Common to all these stories is basically what causes something to tip, where Gladwell hypothesizes is the magic third. Basically when 1/3 of a population starts believing in something, or starts doing something, that’s when you can predict a tipping point of a sorts has been reached. I’m not sure if this is scientifically identifiable and feels like this is more or less something that has happened with a few anecdotes, hence my hesitancy to endorse it as more than just “a few anecdotes”.
The problem is mostly that the books’ anecdotes and the conclusion it wants you to read along with it hand holding you all the way is that its not at all that cut and dry and simple. I’m highly dubious of the magic third and i also believe there’s a lot of the “cherry picked anecdotes to fit my theory” going on. I wish there was more scholarship to this book than just his hypothesis and felt that this would be better served as a PhD thesis than just a pop-soc book. But of course, no one wants to actually do this type of scholarship, and all the money is in pop-soc books anyway.

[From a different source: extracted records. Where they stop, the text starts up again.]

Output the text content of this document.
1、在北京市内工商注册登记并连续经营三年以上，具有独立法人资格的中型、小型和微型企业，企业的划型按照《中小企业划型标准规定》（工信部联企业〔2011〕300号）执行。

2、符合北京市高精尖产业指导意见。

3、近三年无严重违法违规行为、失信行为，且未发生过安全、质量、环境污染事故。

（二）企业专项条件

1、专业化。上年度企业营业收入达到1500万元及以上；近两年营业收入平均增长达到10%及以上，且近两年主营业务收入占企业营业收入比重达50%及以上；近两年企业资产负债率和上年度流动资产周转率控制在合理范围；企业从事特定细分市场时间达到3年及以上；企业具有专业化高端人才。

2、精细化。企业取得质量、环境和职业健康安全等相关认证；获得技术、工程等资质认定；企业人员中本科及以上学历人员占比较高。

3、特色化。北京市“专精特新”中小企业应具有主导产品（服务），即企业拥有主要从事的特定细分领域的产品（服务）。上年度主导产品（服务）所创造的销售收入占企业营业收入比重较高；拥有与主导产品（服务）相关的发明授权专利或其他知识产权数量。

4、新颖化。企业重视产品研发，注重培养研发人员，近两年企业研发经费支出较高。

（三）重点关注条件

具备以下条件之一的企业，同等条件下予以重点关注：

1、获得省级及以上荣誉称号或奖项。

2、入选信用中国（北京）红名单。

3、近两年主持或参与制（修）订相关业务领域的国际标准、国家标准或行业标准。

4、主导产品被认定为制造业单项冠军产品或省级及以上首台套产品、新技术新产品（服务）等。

As usual, with all Malcolm Gladwell books, come for the really well written and interesting anecdotes, but do NOT stay for the hypothesis that comes with those anecdotes. There’s no science behind it, and you might be misled into thinking there’s more rigors to it more than just what they are, stories.
I don’t regret reading the book because its still interesting stories, but can say if you’ve read the original, this update doesn’t really provide much.